PIANO DI ZONA

PIANO SOCIALE DI AMBITO 2010- 2012

AGGIORNAMENTI


LAVORI - PROGETTI IN CORSO

PROGETTO "VITA INDIPENDENTE"

La Regione Marche ha promosso, coinvolgendo le Province e gli Ambiti Territoriali Sociali, la realizzazione di interventi volti a sperimentare piani personalizzati di “Vita indipendente” a favore di persone con grave disabilità fisica, di età compresa tra i 18 ed i 65 anni..

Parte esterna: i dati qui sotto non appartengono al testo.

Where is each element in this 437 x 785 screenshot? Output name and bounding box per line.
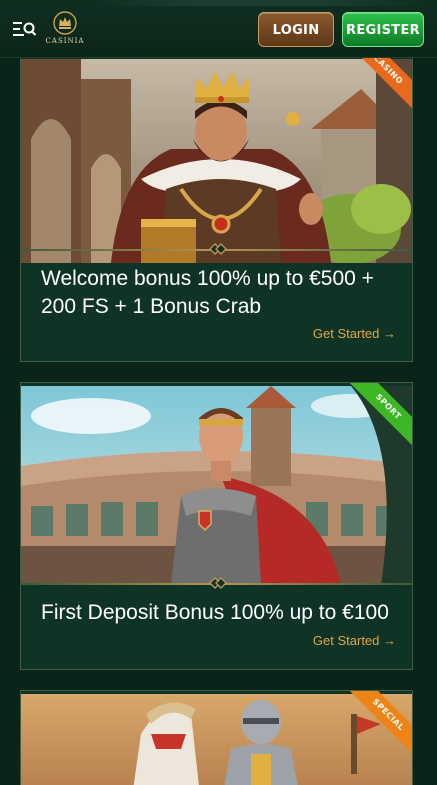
promo-card-sport[interactable]: SPORT First Deposit Bonus 100% up to €10… (20, 382, 413, 670)
knight-promo-image (21, 694, 412, 785)
get-started-link[interactable]: Get Started → (313, 326, 396, 341)
menu-search-button[interactable] (13, 19, 37, 39)
register-button[interactable]: REGISTER (342, 12, 424, 47)
promo-title: Welcome bonus 100% up to €500 + 200 FS +… (41, 267, 374, 318)
promo-card-special[interactable]: SPECIAL (20, 690, 413, 785)
diamond-ornament-icon (209, 243, 227, 255)
diamond-ornament-icon (209, 577, 227, 589)
top-header: CASINIA LOGIN REGISTER (0, 0, 437, 58)
login-button[interactable]: LOGIN (258, 12, 334, 47)
gladiator-promo-image (21, 386, 412, 585)
promo-card-casino[interactable]: CASINO Welcome bonus 100% up to €500 + 2… (20, 45, 413, 362)
logo-text: CASINIA (45, 37, 85, 45)
header-tab-strip (90, 0, 430, 6)
crown-logo-icon (53, 11, 77, 35)
promo-title: First Deposit Bonus 100% up to €100 (41, 601, 389, 624)
menu-search-icon (13, 22, 37, 36)
get-started-link[interactable]: Get Started → (313, 633, 396, 648)
king-promo-image (21, 59, 412, 263)
casinia-logo[interactable]: CASINIA (44, 10, 86, 50)
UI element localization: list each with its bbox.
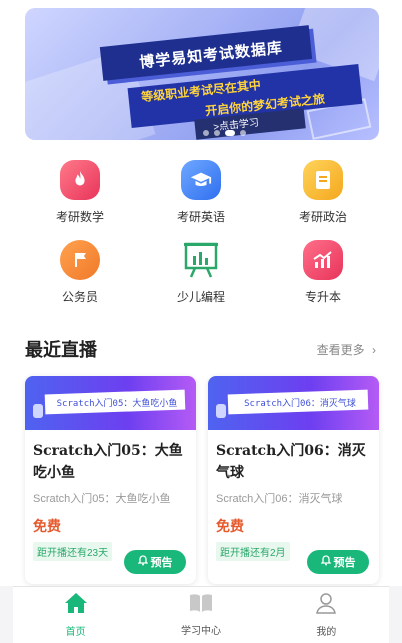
view-more-link[interactable]: 查看更多 › bbox=[317, 341, 376, 358]
section-title: 最近直播 bbox=[25, 340, 97, 360]
category-label: 专升本 bbox=[304, 290, 341, 304]
thumbnail-text: Scratch入门06：消灭气球 bbox=[244, 399, 356, 409]
carousel-dots bbox=[203, 130, 246, 136]
tab-label: 学习中心 bbox=[180, 626, 221, 637]
category-item-civil-service[interactable]: 公务员 bbox=[30, 240, 130, 305]
live-course-list: Scratch入门05：大鱼吃小鱼 Scratch入门05：大鱼吃小鱼 Scra… bbox=[0, 374, 402, 586]
graduation-cap-icon bbox=[181, 160, 221, 200]
book-icon bbox=[189, 593, 213, 618]
tab-label: 我的 bbox=[316, 627, 337, 638]
category-item-kids-coding[interactable]: 少儿编程 bbox=[151, 240, 251, 305]
tab-profile[interactable]: 我的 bbox=[264, 587, 389, 643]
document-icon bbox=[303, 160, 343, 200]
flame-icon bbox=[60, 160, 100, 200]
category-label: 考研英语 bbox=[176, 210, 225, 224]
carousel-dot[interactable] bbox=[214, 130, 220, 136]
category-item-upgrade[interactable]: 专升本 bbox=[273, 240, 373, 305]
preview-button[interactable]: 预告 bbox=[307, 550, 369, 574]
preview-button[interactable]: 预告 bbox=[124, 550, 186, 574]
category-label: 公务员 bbox=[61, 290, 98, 304]
course-description: Scratch入门05：大鱼吃小鱼 bbox=[33, 493, 171, 505]
live-section-header: 最近直播 查看更多 › bbox=[0, 316, 402, 374]
thumbnail-text: Scratch入门05：大鱼吃小鱼 bbox=[56, 399, 178, 409]
tab-label: 首页 bbox=[65, 627, 86, 638]
home-icon bbox=[64, 592, 88, 619]
category-label: 少儿编程 bbox=[176, 290, 225, 304]
user-icon bbox=[315, 592, 337, 619]
view-more-label: 查看更多 bbox=[316, 343, 365, 357]
carousel-dot[interactable] bbox=[203, 130, 209, 136]
category-grid: 考研数学 考研英语 考研政治 公务员 少儿编程 专升本 bbox=[0, 150, 402, 316]
category-label: 考研政治 bbox=[298, 210, 347, 224]
course-card[interactable]: Scratch入门05：大鱼吃小鱼 Scratch入门05：大鱼吃小鱼 Scra… bbox=[25, 376, 196, 584]
bottom-tab-bar: 首页 学习中心 我的 bbox=[13, 586, 389, 643]
category-item-politics[interactable]: 考研政治 bbox=[273, 160, 373, 225]
robot-icon bbox=[216, 404, 226, 418]
tab-learning-center[interactable]: 学习中心 bbox=[138, 587, 263, 643]
course-thumbnail: Scratch入门05：大鱼吃小鱼 bbox=[25, 376, 196, 430]
countdown-badge: 距开播还有2月 bbox=[216, 542, 290, 561]
robot-icon bbox=[33, 404, 43, 418]
course-title: Scratch入门05：大鱼吃小鱼 bbox=[33, 443, 183, 481]
course-price: 免费 bbox=[33, 518, 61, 534]
carousel-dot-active[interactable] bbox=[225, 130, 235, 136]
bell-icon bbox=[136, 555, 149, 569]
flag-icon bbox=[60, 240, 100, 280]
carousel-dot[interactable] bbox=[240, 130, 246, 136]
app-page: 博学易知考试数据库 等级职业考试尽在其中 开启你的梦幻考试之旅 >点击学习 考研… bbox=[0, 0, 402, 643]
banner-section: 博学易知考试数据库 等级职业考试尽在其中 开启你的梦幻考试之旅 >点击学习 bbox=[0, 0, 402, 150]
tab-home[interactable]: 首页 bbox=[13, 587, 138, 643]
chevron-right-icon: › bbox=[372, 343, 376, 357]
category-label: 考研数学 bbox=[55, 210, 104, 224]
category-item-math[interactable]: 考研数学 bbox=[30, 160, 130, 225]
course-price: 免费 bbox=[216, 518, 244, 534]
countdown-badge: 距开播还有23天 bbox=[33, 542, 113, 561]
bell-icon bbox=[319, 555, 332, 569]
preview-button-label: 预告 bbox=[150, 557, 173, 569]
preview-button-label: 预告 bbox=[333, 557, 356, 569]
course-card[interactable]: Scratch入门06：消灭气球 Scratch入门06：消灭气球 Scratc… bbox=[208, 376, 379, 584]
category-item-english[interactable]: 考研英语 bbox=[151, 160, 251, 225]
course-title: Scratch入门06：消灭气球 bbox=[216, 443, 366, 481]
bar-chart-board-icon bbox=[181, 240, 221, 280]
course-thumbnail: Scratch入门06：消灭气球 bbox=[208, 376, 379, 430]
trend-chart-icon bbox=[303, 240, 343, 280]
course-description: Scratch入门06：消灭气球 bbox=[216, 493, 343, 505]
promo-banner[interactable]: 博学易知考试数据库 等级职业考试尽在其中 开启你的梦幻考试之旅 >点击学习 bbox=[25, 8, 379, 140]
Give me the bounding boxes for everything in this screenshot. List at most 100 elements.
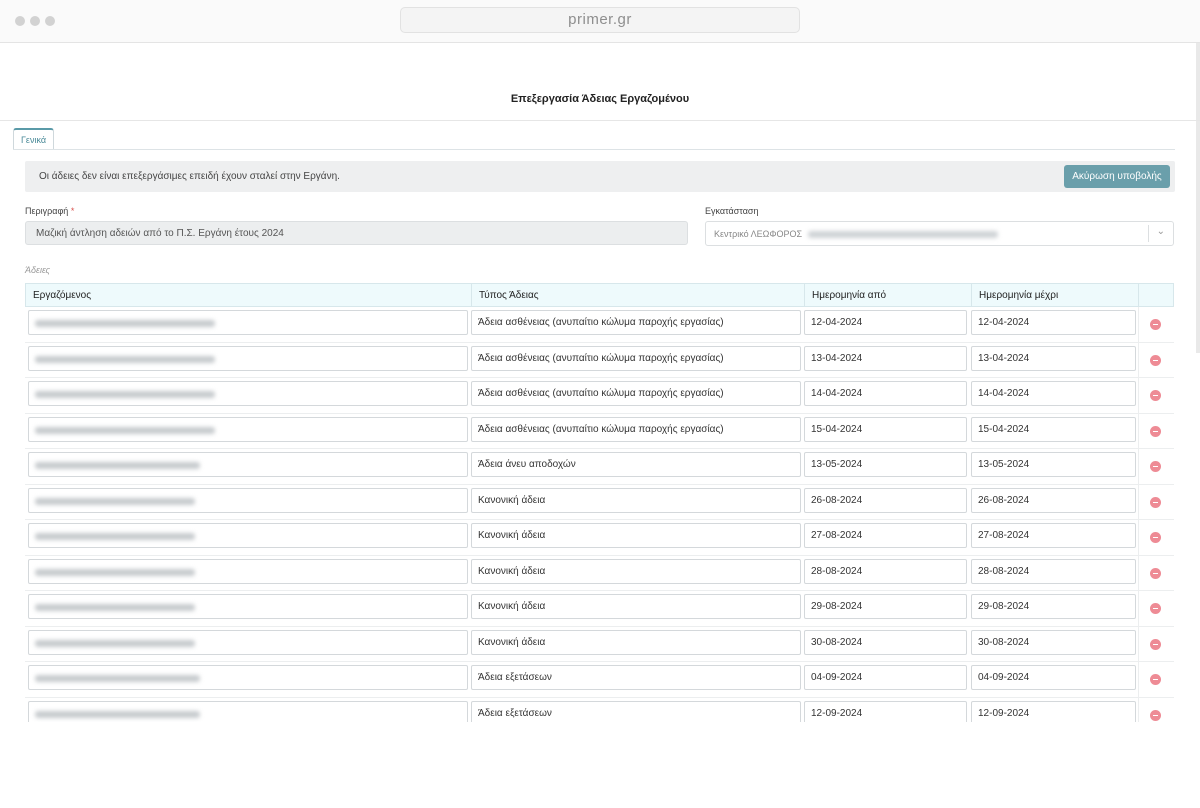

Il Progetto “Vita Indipendente” consiste nella sperimentazione di un’innovativa forma di assistenza alla persona con grave disabilità motoria: l’assistenza personale autogestita, realizzata da un’assistente personale, scelto, assunto, formato e retribuito direttamente dalla persona disabile sulla base di un piano personalizzato e l’assegnazione dei fondi necessari.

L’intervento di assistenza personale è alternativo ad ogni altro servizio di assistenza affine alle prestazioni di cui al presente progetto.

Gli interventi di aiuto per la vita indipendente sono personalizzati e finalizzati alle necessità individuali: essi comprendono la cura della persona, le attività domestiche, la mobilità e tutte quelle azioni atte a garantire l’indipendenza e l’integrazione sociale.

Il Comitato dei Sindaci, su proposta del Coordinatore, ha costituito un Gruppo di Lavoro Interprofessionale composto da:

·         Il Coordinatore dell’Ambito Territoriale;

·         un rappresentante U.M.E.A. (designato dal Direttore di Zona);

·         un operatore professionale;

·         un rappresentante delle Associazioni di Disabili che promuovono la vita indipendente.

Compiti del Gruppo di Lavoro Interprofessionale:

1.      avviare la diffusione della conoscenza delle finalità e degli scopi del progetto;

2.      svolgere un’azione di accompagnamento nei riguardi delle persone interessate a sperimentare tale percorso;

3.      individuare un proprio componente con funzione di referente dell’Ambito;

4.      verificare l’ammissibilità delle domande in base ai criteri della sperimentazione;

5.      valutare le richieste ed i piani personalizzati;

6.      selezionare i piani da proporre;

7.      verificare le fasi attuative dei piani ammessi a sperimentazione;

8.      effettuare la valutazione finale e complessiva della sperimentazione.